On behalf of honesty, I must say that any zipfile for GHDL with LLVM backend will be larger than those 400 MB I said above. That is because MSYS2 does not provide split packages for runtime and build LLVM libs. Therefore, when the runtime dependencies are installed, many non necessary assets are retrieved. Still, It's 1.8 GB unzipped and 730 MB zipped. It's an order of magnitude larger than the most optimal zipfile we might get; but an order of magnitude below Vivado or Matlab. Moreover, I think it would be sensible to discuss with MSYS2 maintainers whether large packages such as LLVM can be split. |
After talking to @Paebbels, there was a misunderstanding.
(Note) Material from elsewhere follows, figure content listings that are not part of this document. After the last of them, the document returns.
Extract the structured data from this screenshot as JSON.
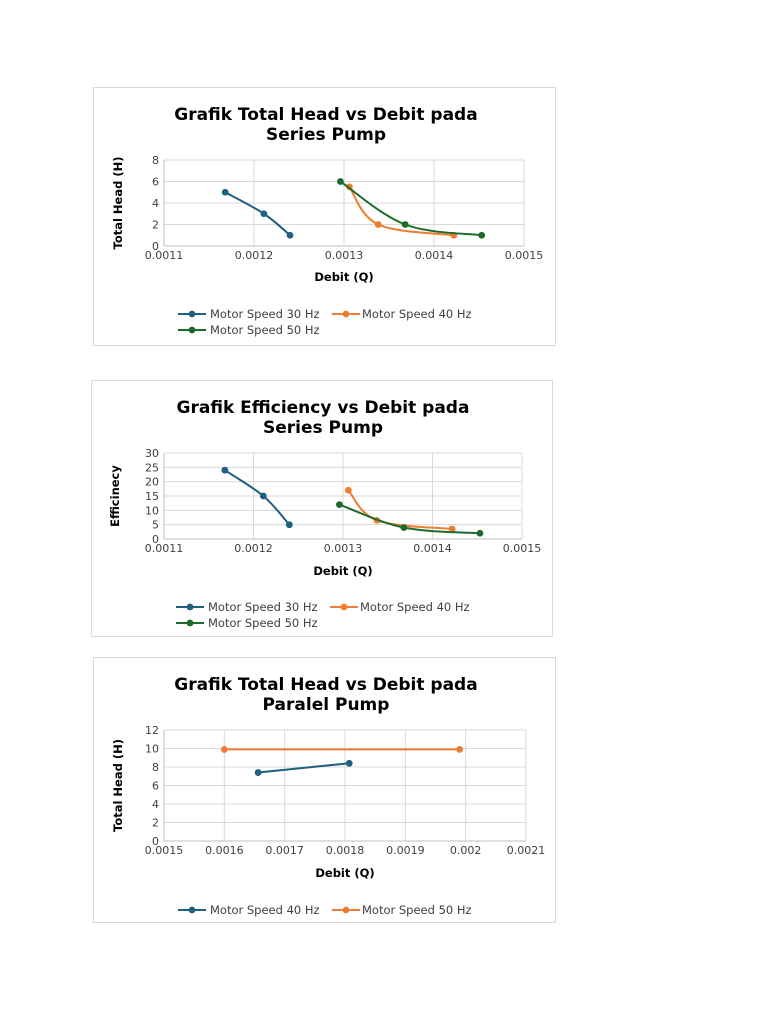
{
  "chart_data": [
    {
      "type": "scatter",
      "title": [
        "Grafik Total Head vs Debit pada",
        "Series Pump"
      ],
      "xlabel": "Debit (Q)",
      "ylabel": "Total Head (H)",
      "xlim": [
        0.0011,
        0.0015
      ],
      "ylim": [
        0,
        8
      ],
      "x_ticks": [
        "0.0011",
        "0.0012",
        "0.0013",
        "0.0014",
        "0.0015"
      ],
      "y_ticks": [
        "0",
        "2",
        "4",
        "6",
        "8"
      ],
      "grid": true,
      "legend_position": "bottom",
      "series": [
        {
          "name": "Motor Speed 30 Hz",
          "color": "#1f5f80",
          "points": [
            [
              0.001168,
              5
            ],
            [
              0.001211,
              3
            ],
            [
              0.00124,
              1
            ]
          ]
        },
        {
          "name": "Motor Speed 40 Hz",
          "color": "#ef7d31",
          "points": [
            [
              0.001306,
              5.5
            ],
            [
              0.001338,
              2
            ],
            [
              0.001422,
              1
            ]
          ]
        },
        {
          "name": "Motor Speed 50 Hz",
          "color": "#1c6b2a",
          "points": [
            [
              0.001296,
              6
            ],
            [
              0.001368,
              2
            ],
            [
              0.001453,
              1
            ]
          ]
        }
      ]
    },
    {
      "type": "scatter",
      "title": [
        "Grafik Efficiency vs Debit pada",
        "Series Pump"
      ],
      "xlabel": "Debit (Q)",
      "ylabel": "Efficinecy",
      "xlim": [
        0.0011,
        0.0015
      ],
      "ylim": [
        0,
        30
      ],
      "x_ticks": [
        "0.0011",
        "0.0012",
        "0.0013",
        "0.0014",
        "0.0015"
      ],
      "y_ticks": [
        "0",
        "5",
        "10",
        "15",
        "20",
        "25",
        "30"
      ],
      "grid": true,
      "legend_position": "bottom",
      "series": [
        {
          "name": "Motor Speed 30 Hz",
          "color": "#1f5f80",
          "points": [
            [
              0.001168,
              24
            ],
            [
              0.001211,
              15
            ],
            [
              0.00124,
              5
            ]
          ]
        },
        {
          "name": "Motor Speed 40 Hz",
          "color": "#ef7d31",
          "points": [
            [
              0.001306,
              17
            ],
            [
              0.001338,
              6.5
            ],
            [
              0.001422,
              3.5
            ]
          ]
        },
        {
          "name": "Motor Speed 50 Hz",
          "color": "#1c6b2a",
          "points": [
            [
              0.001296,
              12
            ],
            [
              0.001368,
              4
            ],
            [
              0.001453,
              2
            ]
          ]
        }
      ]
    },
    {
      "type": "scatter",
      "title": [
        "Grafik Total Head vs Debit pada",
        "Paralel Pump"
      ],
      "xlabel": "Debit (Q)",
      "ylabel": "Total Head (H)",
      "xlim": [
        0.0015,
        0.0021
      ],
      "ylim": [
        0,
        12
      ],
      "x_ticks": [
        "0.0015",
        "0.0016",
        "0.0017",
        "0.0018",
        "0.0019",
        "0.002",
        "0.0021"
      ],
      "y_ticks": [
        "0",
        "2",
        "4",
        "6",
        "8",
        "10",
        "12"
      ],
      "grid": true,
      "legend_position": "bottom",
      "series": [
        {
          "name": "Motor Speed 40 Hz",
          "color": "#1f5f80",
          "points": [
            [
              0.001656,
              7.4
            ],
            [
              0.001807,
              8.4
            ]
          ]
        },
        {
          "name": "Motor Speed 50 Hz",
          "color": "#ef7d31",
          "points": [
            [
              0.0016,
              9.9
            ],
            [
              0.00199,
              9.9
            ]
          ]
        }
      ]
    }
  ]
}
I thought he was referring to zipfiles in v0.37, v0.36, v0.35, etc. and that all of them were created using the same procedure. However, that was/is not the case. v0.35 was built manually using GNAT and the powershell scripts discussed above. Next releases are the ones generated by AppVeyor which I was referring to as being equivalent to MSYS2's. |
Currently GHDL is compiled for Windows with MinGW and we can proof it works fine with mcode and llvm backends. Compiling GHDL with GNAT (Ada compiler from Ada Core) is hard to maintain. The current scripts are outdated and don't support latest PowerShell versions. See #732. These scripts are also not used in CI runs.
Should we drop PowerShell based compile scripts?
compile.ps1
compile-ghdl.ps1
compile-libraries.ps1
shared.psm1
We might want to keep the installer script. This would allow us to ship a
*.ps1
file with an internal ZIP container that self-extracts and copies contents to right places.This functionality exists and is easier to maintain then a MSI file.
Alternatively we could consider shipping GHDL via Chocolaty / NuGet.